A woman of the people, with no previous connection to the House of Israel, [Tamar] is presumably Judah’s choice for Er precisely because of her vitality. Indomitable, she does not accept defeat, whether from Er, Onan or Judah. Her will becomes the will of Yahweh, and ten generations later leads to David, of all humans the most favored by Yahweh. Pragmatically Tamar is a prophetess, and she usurps the future beyond any prophet’s achievement. She is single-minded, fearless, and totally self-confident, and she has absolute insight into Judah. Most crucially, she knows that she is the future, and she sets aside societal and male-imposed conventions in order to arrive at her truth, which wil turn out to be Yahweh’s truth, or David.
The translation Bloom uses does not sanitize the bawdy tales of the Torah with obscure and archaic language; he’s quite graphic about Noah lying on the ground drunk while his son Ham “enjoyed his father’s nakedness” (whatever that means). He calls Noah “the first alcoholic,” quoting the poem by G.K. Chesterton, “I don’t care where the water goes if it doesn’t get into the wine.” He’s also quite clear about the daughters of Lot, who — concerned about the shortage of local men — set out to get Dad drunk and seduce him.

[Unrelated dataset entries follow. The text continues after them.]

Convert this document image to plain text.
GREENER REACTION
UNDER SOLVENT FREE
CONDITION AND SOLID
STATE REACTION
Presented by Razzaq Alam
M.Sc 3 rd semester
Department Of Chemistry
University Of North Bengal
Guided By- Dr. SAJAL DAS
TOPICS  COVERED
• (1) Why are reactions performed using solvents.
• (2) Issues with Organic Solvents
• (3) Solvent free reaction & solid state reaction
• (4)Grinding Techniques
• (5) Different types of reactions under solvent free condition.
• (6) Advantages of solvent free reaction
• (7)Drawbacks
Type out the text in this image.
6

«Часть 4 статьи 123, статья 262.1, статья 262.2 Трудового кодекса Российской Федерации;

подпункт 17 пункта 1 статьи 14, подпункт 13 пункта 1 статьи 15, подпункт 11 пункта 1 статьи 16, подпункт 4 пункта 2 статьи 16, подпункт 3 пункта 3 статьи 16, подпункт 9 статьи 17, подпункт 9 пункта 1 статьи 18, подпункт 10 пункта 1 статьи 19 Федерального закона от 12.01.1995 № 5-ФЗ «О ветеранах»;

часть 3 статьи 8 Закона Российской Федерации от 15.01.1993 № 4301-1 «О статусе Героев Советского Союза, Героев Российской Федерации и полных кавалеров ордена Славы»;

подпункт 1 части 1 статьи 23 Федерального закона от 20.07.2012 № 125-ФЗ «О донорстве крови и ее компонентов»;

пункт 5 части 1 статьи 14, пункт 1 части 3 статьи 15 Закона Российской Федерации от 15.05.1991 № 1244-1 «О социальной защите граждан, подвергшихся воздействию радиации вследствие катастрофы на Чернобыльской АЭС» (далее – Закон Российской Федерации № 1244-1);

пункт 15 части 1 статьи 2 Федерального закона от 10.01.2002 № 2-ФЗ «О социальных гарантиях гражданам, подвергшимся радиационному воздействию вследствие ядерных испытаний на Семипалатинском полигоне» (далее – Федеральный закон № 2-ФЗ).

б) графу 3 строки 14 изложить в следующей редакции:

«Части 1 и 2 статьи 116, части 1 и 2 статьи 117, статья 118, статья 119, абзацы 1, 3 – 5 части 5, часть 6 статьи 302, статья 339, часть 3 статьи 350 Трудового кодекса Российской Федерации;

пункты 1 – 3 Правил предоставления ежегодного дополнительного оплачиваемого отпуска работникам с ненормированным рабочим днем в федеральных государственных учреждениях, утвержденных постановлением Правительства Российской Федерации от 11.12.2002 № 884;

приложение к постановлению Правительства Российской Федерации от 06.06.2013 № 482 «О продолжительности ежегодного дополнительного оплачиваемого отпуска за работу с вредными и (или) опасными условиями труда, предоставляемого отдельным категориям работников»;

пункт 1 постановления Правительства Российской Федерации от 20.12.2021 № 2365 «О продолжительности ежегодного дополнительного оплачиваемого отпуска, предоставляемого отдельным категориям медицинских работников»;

I told my friend Linda M. many of these stories one time, and she didn’t believe me. She was dead sure I was making them all up. I got a call in the middle of the night after she had started reading the Bible. “That’s the dirtiest book I’ve ever read!” she screamed.
So I wholeheartedly applaud any attempt to put the Bible as literature into the school curriculum. What’s that you say? They won’t be teaching “those parts?” Well, my friend, then they are not teaching the Bible as literature, what they intend to do is pursue religion in the classroom — their religion, which has almost nothing to do with the Bible as far as I can tell — and that violates the separation of church and state.
You can’t have it both ways. It’s either all or nothing – dirty bits too, or no go.
(BTW, did I mention that my dad’s dissertation was on how the stories of the Old Testament had their origins in Egyptian myth? I come by this strain honestly.)